Et si les missions du conservatoire botanique national de Mascarin sont aussi nombreuses,c’est peut-être parce que la Réunion, à l’instar des autres îles de l’océan indien, voit depuis des décennies sa biodiversité décliner. « Pas moins de 104 espèces se trouvent en danger critique d’extinction à la Réunion,rappelle le scientifique. C’est plus que sur l’ensemble du territoire français métropolitain ! Sans compter les habitats de basse altitude aujourd’hui pratiquement réduits à néant et cette menace énorme qui pèse sur l’ensemble de la biodiversité réunionnaise : les espèces exotiques envahissantes (EEE) ». Parmi ces dernières, Luc s’attarde volontiers sur Hiptage benghalensis, appelée localement Liane Papillon, qui est de loin, selon lui, l’espèce invasive la plus problématique pour la survie de la forêt semi-sèche réunionnaise et des espèces qui lui sont inféodées. « Je n’ai jamais vu une espèce bouleverser un milieu aussi rapidement et de manière aussi radicale. La liane Papillon recouvre et étouffe physiologiquement et mécaniquement toute végétation originelle.
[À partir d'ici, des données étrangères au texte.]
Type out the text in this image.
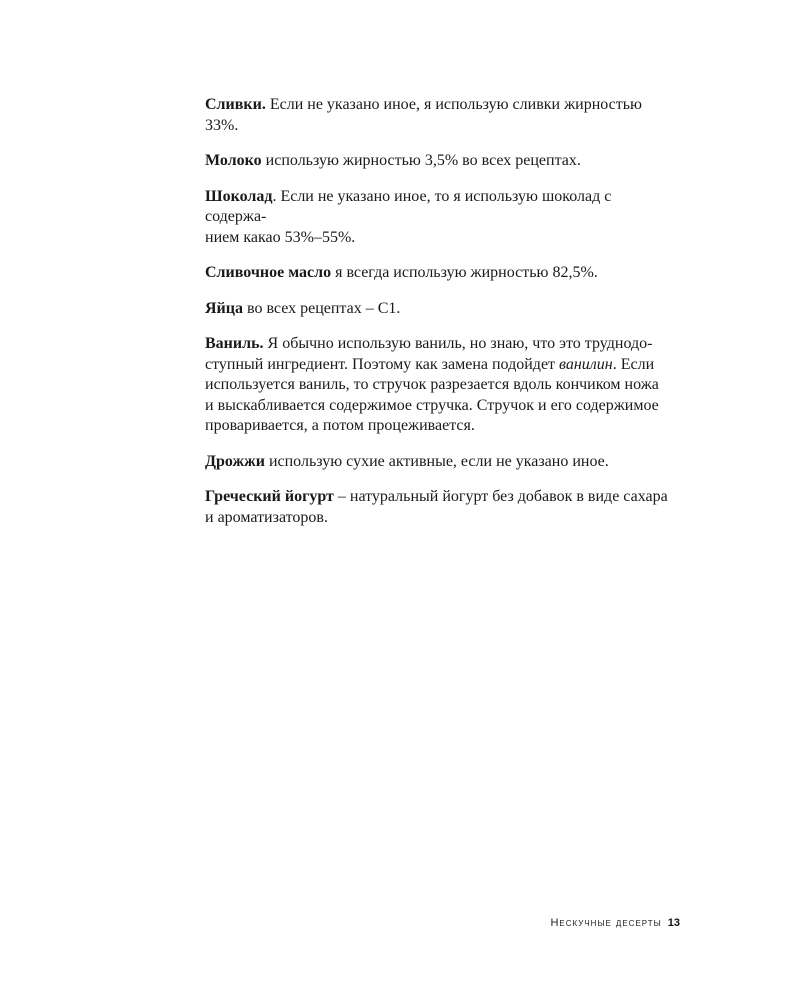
Сливки. Если не указано иное, я использую сливки жирностью 33%.

Молоко использую жирностью 3,5% во всех рецептах.

Шоколад. Если не указано иное, то я использую шоколад с содержа-
нием какао 53%–55%.

Сливочное масло я всегда использую жирностью 82,5%.

Яйца во всех рецептах – С1.

Ваниль. Я обычно использую ваниль, но знаю, что это труднодо-
ступный ингредиент. Поэтому как замена подойдет ванилин. Если
используется ваниль, то стручок разрезается вдоль кончиком ножа
и выскабливается содержимое стручка. Стручок и его содержимое
проваривается, а потом процеживается.

Дрожжи использую сухие активные, если не указано иное.

Греческий йогурт – натуральный йогурт без добавок в виде сахара
и ароматизаторов.

Нескучные десерты 13
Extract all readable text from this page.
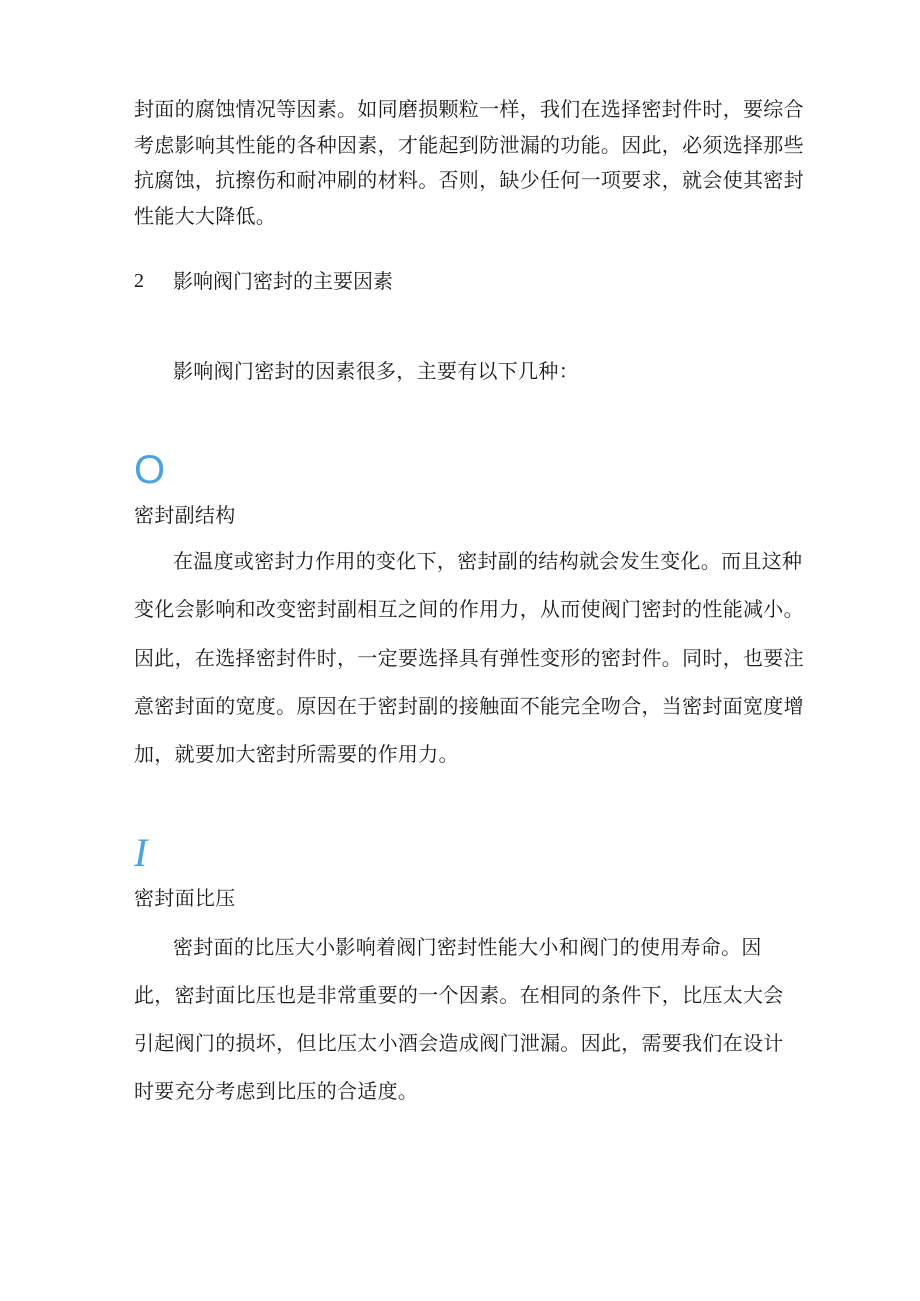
封面的腐蚀情况等因素。如同磨损颗粒一样，我们在选择密封件时，要综合
考虑影响其性能的各种因素，才能起到防泄漏的功能。因此，必须选择那些
抗腐蚀，抗擦伤和耐冲刷的材料。否则，缺少任何一项要求，就会使其密封
性能大大降低。
2 影响阀门密封的主要因素
影响阀门密封的因素很多，主要有以下几种：
O
密封副结构
在温度或密封力作用的变化下，密封副的结构就会发生变化。而且这种
变化会影响和改变密封副相互之间的作用力，从而使阀门密封的性能减小。
因此，在选择密封件时，一定要选择具有弹性变形的密封件。同时，也要注
意密封面的宽度。原因在于密封副的接触面不能完全吻合，当密封面宽度增
加，就要加大密封所需要的作用力。
I
密封面比压
密封面的比压大小影响着阀门密封性能大小和阀门的使用寿命。因
此，密封面比压也是非常重要的一个因素。在相同的条件下，比压太大会
引起阀门的损坏，但比压太小酒会造成阀门泄漏。因此，需要我们在设计
时要充分考虑到比压的合适度。
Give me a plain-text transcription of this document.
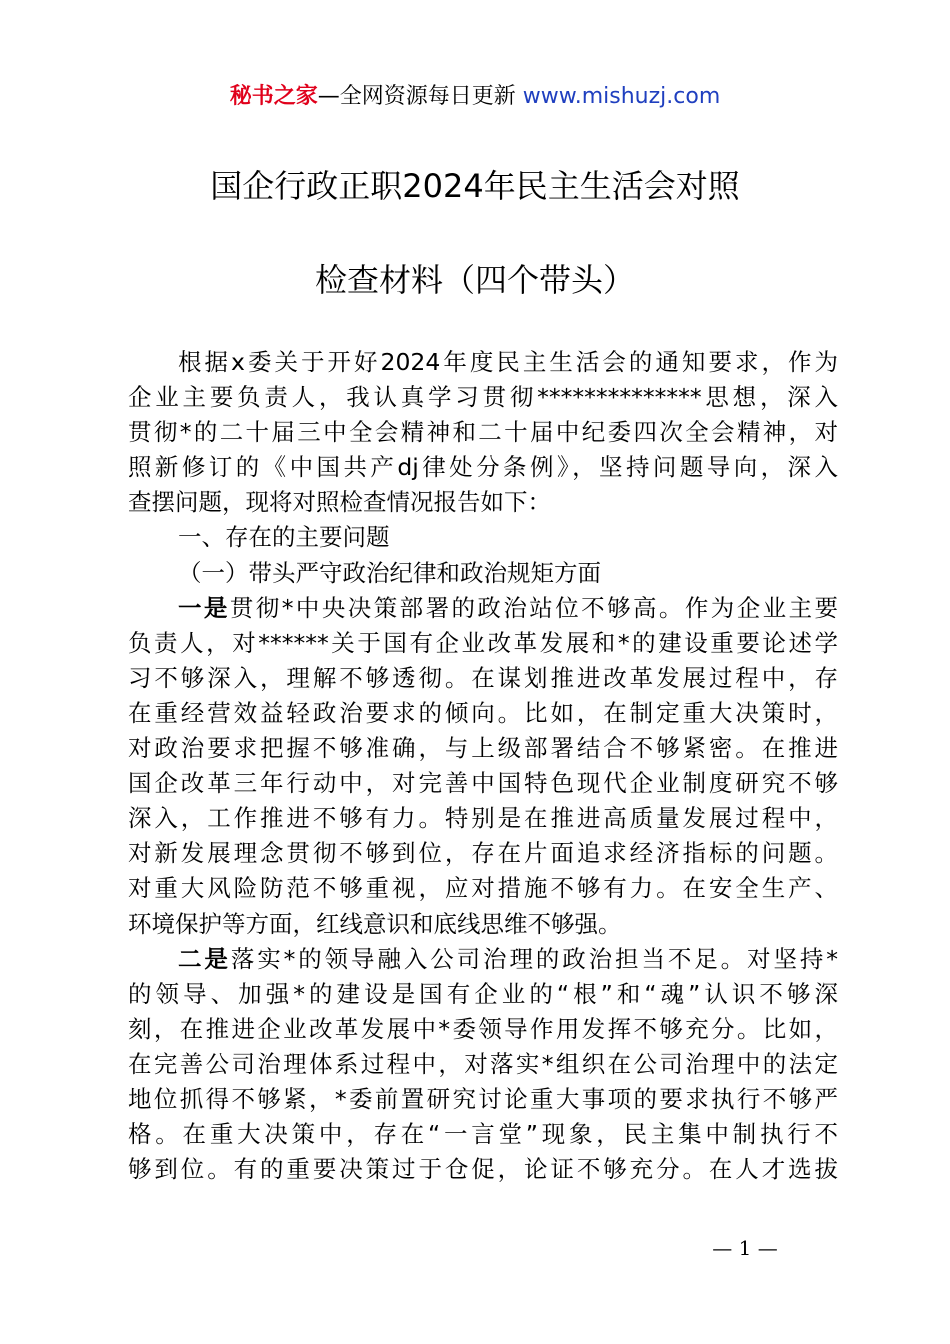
秘书之家—全网资源每日更新 www.mishuzj.com
国企行政正职2024年民主生活会对照
检查材料（四个带头）
根据x委关于开好2024年度民主生活会的通知要求，作为
企业主要负责人，我认真学习贯彻**************思想，深入
贯彻*的二十届三中全会精神和二十届中纪委四次全会精神，对
照新修订的《中国共产dj律处分条例》，坚持问题导向，深入
查摆问题，现将对照检查情况报告如下：
一、存在的主要问题
（一）带头严守政治纪律和政治规矩方面
一是贯彻*中央决策部署的政治站位不够高。作为企业主要
负责人，对******关于国有企业改革发展和*的建设重要论述学
习不够深入，理解不够透彻。在谋划推进改革发展过程中，存
在重经营效益轻政治要求的倾向。比如，在制定重大决策时，
对政治要求把握不够准确，与上级部署结合不够紧密。在推进
国企改革三年行动中，对完善中国特色现代企业制度研究不够
深入，工作推进不够有力。特别是在推进高质量发展过程中，
对新发展理念贯彻不够到位，存在片面追求经济指标的问题。
对重大风险防范不够重视，应对措施不够有力。在安全生产、
环境保护等方面，红线意识和底线思维不够强。
二是落实*的领导融入公司治理的政治担当不足。对坚持*
的领导、加强*的建设是国有企业的“根”和“魂”认识不够深
刻，在推进企业改革发展中*委领导作用发挥不够充分。比如，
在完善公司治理体系过程中，对落实*组织在公司治理中的法定
地位抓得不够紧，*委前置研究讨论重大事项的要求执行不够严
格。在重大决策中，存在“一言堂”现象，民主集中制执行不
够到位。有的重要决策过于仓促，论证不够充分。在人才选拔
— 1 —
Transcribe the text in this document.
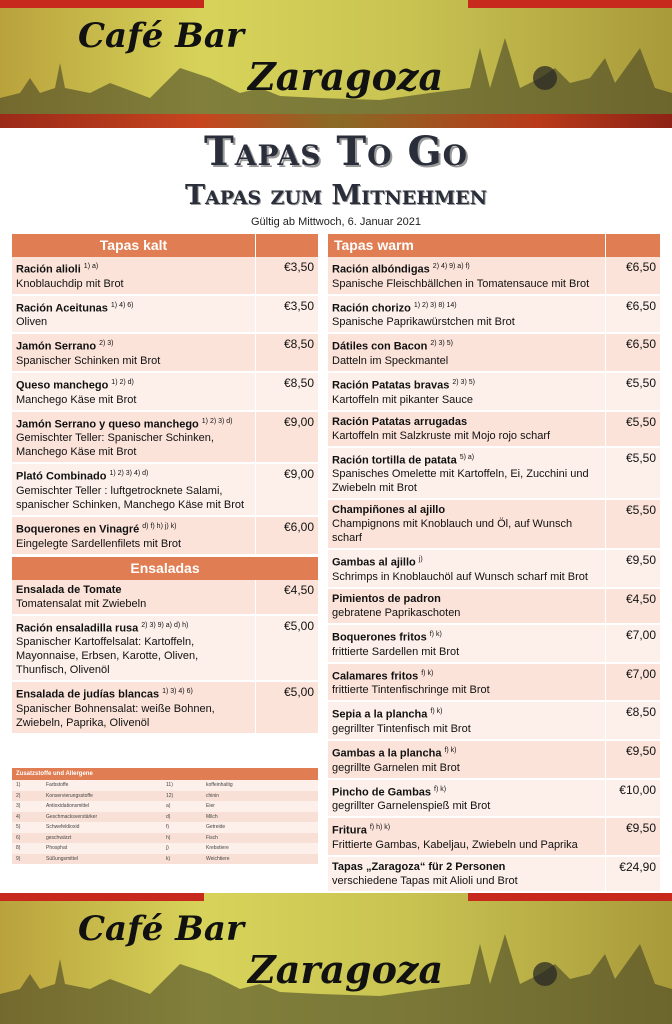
Café Bar
Zaragoza
Tapas To Go
Tapas zum Mitnehmen
Gültig ab Mittwoch, 6. Januar 2021
Tapas kalt
Ración alioli $^{1) a)}$
Knoblauchdip mit Brot
€3,50
Ración Aceitunas $^{1) 4) 6)}$
Oliven
€3,50
Jamón Serrano $^{2) 3)}$
Spanischer Schinken mit Brot
€8,50
Queso manchego $^{1) 2) d)}$
Manchego Käse mit Brot
€8,50
Jamón Serrano y queso manchego $^{1) 2) 3) d)}$
Gemischter Teller: Spanischer Schinken, Manchego Käse mit Brot
€9,00
Plató Combinado $^{1) 2) 3) 4) d)}$
Gemischter Teller : luftgetrocknete Salami, spanischer Schinken, Manchego Käse mit Brot
€9,00
Boquerones en Vinagré $^{d) f) h) j) k)}$
Eingelegte Sardellenfilets mit Brot
€6,00
Ensaladas
Ensalada de Tomate
Tomatensalat mit Zwiebeln
€4,50
Ración ensaladilla rusa $^{2) 3) 9) a) d) h)}$
Spanischer Kartoffelsalat: Kartoffeln, Mayonnaise, Erbsen, Karotte, Oliven, Thunfisch, Olivenöl
€5,00
Ensalada de judías blancas $^{1) 3) 4) 6)}$
Spanischer Bohnensalat: weiße Bohnen, Zwiebeln, Paprika, Olivenöl
€5,00
Tapas warm
Ración albóndigas $^{2) 4) 9) a) f)}$
Spanische Fleischbällchen in Tomatensauce mit Brot
€6,50
Ración chorizo $^{1) 2) 3) 8) 14)}$
Spanische Paprikawürstchen mit Brot
€6,50
Dátiles con Bacon $^{2) 3) 5)}$
Datteln im Speckmantel
€6,50
Ración Patatas bravas $^{2) 3) 5)}$
Kartoffeln mit pikanter Sauce
€5,50
Ración Patatas arrugadas
Kartoffeln mit Salzkruste mit Mojo rojo scharf
€5,50
Ración tortilla de patata $^{5) a)}$
Spanisches Omelette mit Kartoffeln, Ei, Zucchini und Zwiebeln mit Brot
€5,50
Champiñones al ajillo
Champignons mit Knoblauch und Öl, auf Wunsch scharf
€5,50
Gambas al ajillo $^{j)}$
Schrimps in Knoblauchöl auf Wunsch scharf mit Brot
€9,50
Pimientos de padron
gebratene Paprikaschoten
€4,50
Boquerones fritos $^{f) k)}$
frittierte Sardellen mit Brot
€7,00
Calamares fritos $^{f) k)}$
frittierte Tintenfischringe mit Brot
€7,00
Sepia a la plancha $^{f) k)}$
gegrillter Tintenfisch mit Brot
€8,50
Gambas a la plancha $^{f) k)}$
gegrillte Garnelen mit Brot
€9,50
Pincho de Gambas $^{f) k)}$
gegrillter Garnelenspieß mit Brot
€10,00
Fritura $^{f) h) k)}$
Frittierte Gambas, Kabeljau, Zwiebeln und Paprika
€9,50
Tapas „Zaragoza“ für 2 Personen
verschiedene Tapas mit Alioli und Brot
€24,90
Zusatzstoffe und Allergene
1)	Farbstoffe	11)	koffeinhaltig
2)	Konservierungsstoffe	12)	chinin
3)	Antioxidationsmittel	a)	Eier
4)	Geschmacksverstärker	d)	Milch
5)	Schwefeldioxid	f)	Getreide
6)	geschwärzt	h)	Fisch
8)	Phosphat	j)	Krebstiere
9)	Süßungsmittel	k)	Weichtiere
Café Bar
Zaragoza
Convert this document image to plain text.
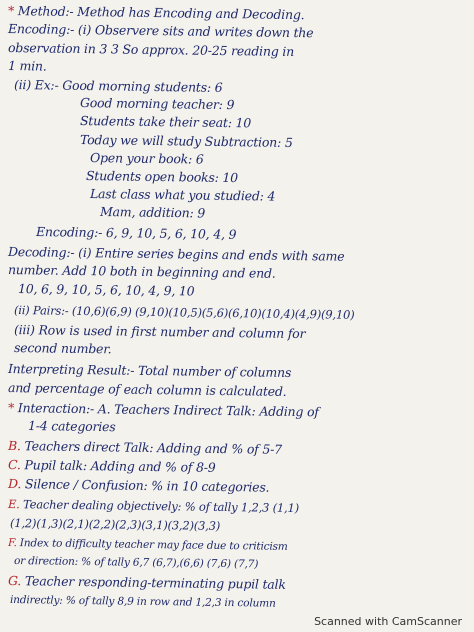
* Method:- Method has Encoding and Decoding.
Encoding:- (i) Observere sits and writes down the
observation in 3 3 So approx. 20-25 reading in
1 min.
(ii) Ex:- Good morning students: 6
Good morning teacher: 9
Students take their seat: 10
Today we will study Subtraction: 5
Open your book: 6
Students open books: 10
Last class what you studied: 4
Mam, addition: 9
Encoding:- 6, 9, 10, 5, 6, 10, 4, 9
Decoding:- (i) Entire series begins and ends with same
number. Add 10 both in beginning and end.
10, 6, 9, 10, 5, 6, 10, 4, 9, 10
(ii) Pairs:- (10,6)(6,9) (9,10)(10,5)(5,6)(6,10)(10,4)(4,9)(9,10)
(iii) Row is used in first number and column for
second number.
Interpreting Result:- Total number of columns
and percentage of each column is calculated.
* Interaction:- A. Teachers Indirect Talk: Adding of
1-4 categories
B. Teachers direct Talk: Adding and % of 5-7
C. Pupil talk: Adding and % of 8-9
D. Silence / Confusion: % in 10 categories.
E. Teacher dealing objectively: % of tally 1,2,3 (1,1)
(1,2)(1,3)(2,1)(2,2)(2,3)(3,1)(3,2)(3,3)
F. Index to difficulty teacher may face due to criticism
or direction: % of tally 6,7 (6,7),(6,6) (7,6) (7,7)
G. Teacher responding-terminating pupil talk
indirectly: % of tally 8,9 in row and 1,2,3 in column
Scanned with CamScanner
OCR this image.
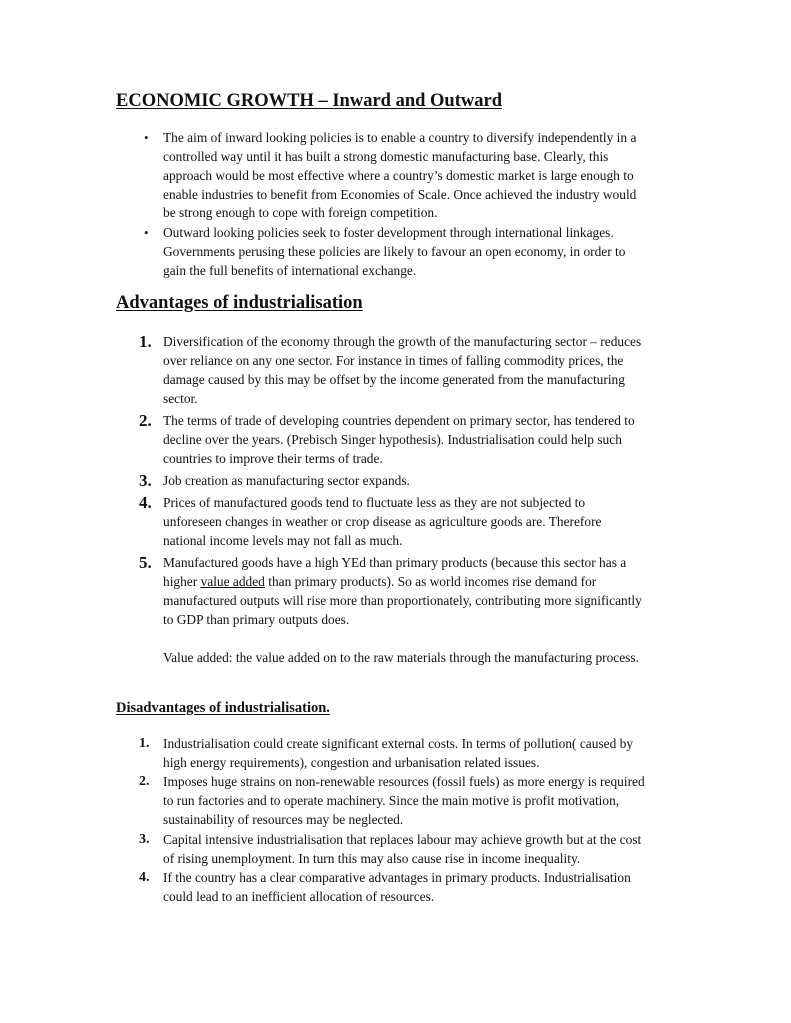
ECONOMIC GROWTH – Inward and Outward
• The aim of inward looking policies is to enable a country to diversify independently in a

controlled way until it has built a strong domestic manufacturing base. Clearly, this

approach would be most effective where a country’s domestic market is large enough to

enable industries to benefit from Economies of Scale. Once achieved the industry would

be strong enough to cope with foreign competition.

• Outward looking policies seek to foster development through international linkages.

Governments perusing these policies are likely to favour an open economy, in order to

gain the full benefits of international exchange.

Advantages of industrialisation
1. Diversification of the economy through the growth of the manufacturing sector – reduces

over reliance on any one sector. For instance in times of falling commodity prices, the

damage caused by this may be offset by the income generated from the manufacturing

sector.

2. The terms of trade of developing countries dependent on primary sector, has tendered to

decline over the years. (Prebisch Singer hypothesis). Industrialisation could help such

countries to improve their terms of trade.

3. Job creation as manufacturing sector expands.

4. Prices of manufactured goods tend to fluctuate less as they are not subjected to

unforeseen changes in weather or crop disease as agriculture goods are. Therefore

national income levels may not fall as much.

5. Manufactured goods have a high YEd than primary products (because this sector has a

higher value added than primary products). So as world incomes rise demand for

manufactured outputs will rise more than proportionately, contributing more significantly

to GDP than primary outputs does.

Value added: the value added on to the raw materials through the manufacturing process.

Disadvantages of industrialisation.
1. Industrialisation could create significant external costs. In terms of pollution( caused by

high energy requirements), congestion and urbanisation related issues.

2. Imposes huge strains on non-renewable resources (fossil fuels) as more energy is required

to run factories and to operate machinery. Since the main motive is profit motivation,

sustainability of resources may be neglected.

3. Capital intensive industrialisation that replaces labour may achieve growth but at the cost

of rising unemployment. In turn this may also cause rise in income inequality.

4. If the country has a clear comparative advantages in primary products. Industrialisation

could lead to an inefficient allocation of resources.
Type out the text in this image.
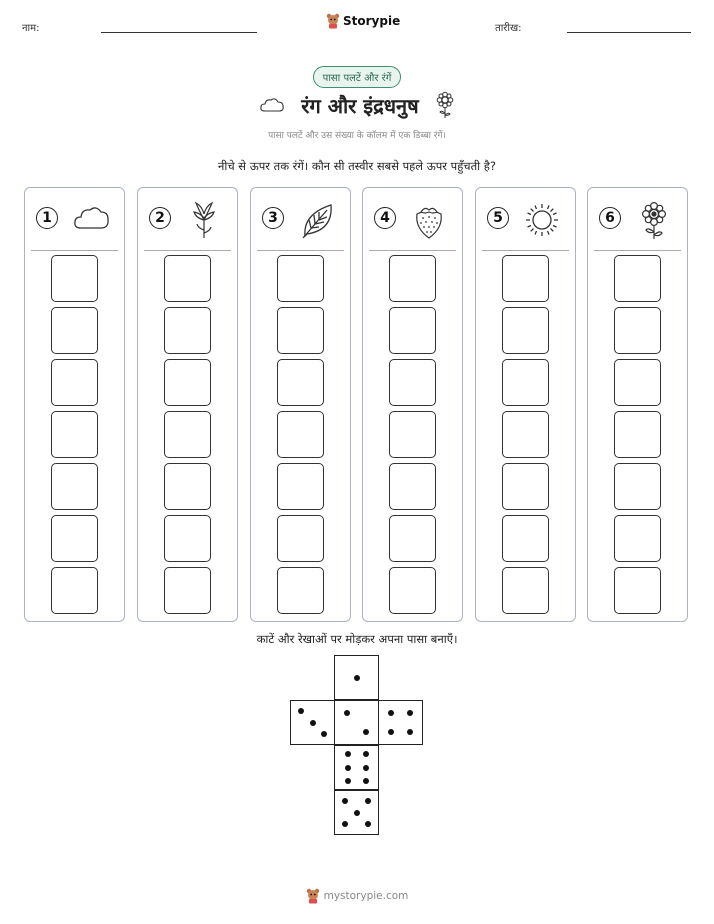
नाम:
Storypie
तारीख:
पासा पलटें और रंगें
रंग और इंद्रधनुष
पासा पलटें और उस संख्या के कॉलम में एक डिब्बा रंगें।
नीचे से ऊपर तक रंगें। कौन सी तस्वीर सबसे पहले ऊपर पहुँचती है?
1	2	3	4	5	6
काटें और रेखाओं पर मोड़कर अपना पासा बनाएँ।
mystorypie.com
En quelques années seulement, on peut ainsi passer d’une forêt luxuriante à une zone mono-spécifique, quasiment impénétrable ! ». Cette espèce ligneuse lianescente peut en effet compter sur un mode de dissémination très efficace : elle va ainsi pouvoir progresser le long des cirques et remparts par dispersion de ces graines à l’aide de vents ascendants, faisant d’elle l’une des rares espèces capables de se propager du bas vers le haut. « Elle est à ce titre totalement adaptée au relief réunionnais, continue Luc. Or, aucun moyen efficace durable, hormis la lutte mécanique et le traitement chimique de la souche, n’existe à l’heure actuelle ».
"Les îles de l’océan Indien : un hotspot de la biodiversité mondiale"
En 20 ans, Luc Gigord aura ainsi vu des forêts entières disparaître à la Réunion. « Or quand une forêt disparaît, rappelle-t-il, on perd avec elle des habitats uniques et des groupements de végétaux pouvant compter jusqu’à plus de 100 espèces indigènes ou endémiques ». Un constat qui ne suffit toutefois pas à décourager le directeur scientifique du Conservatoire Botanique, qui se propose déjà de développer, en complément du territoire d'agrément du conservatoire élargi depuis 2007 à Mayotte et aux îles Eparses, « une approche plus globalisante à l’échelle de l’océan Indien en participant à la mise en réseau et la mutualisation des moyens et des efforts autour de projets de coopération régionale ». Rien d’impossible aux yeux de cet amoureux de la nature, pour qui les îles de l’océan Indien se doivent de rester « unhotspot de la biodiversité mondiale ».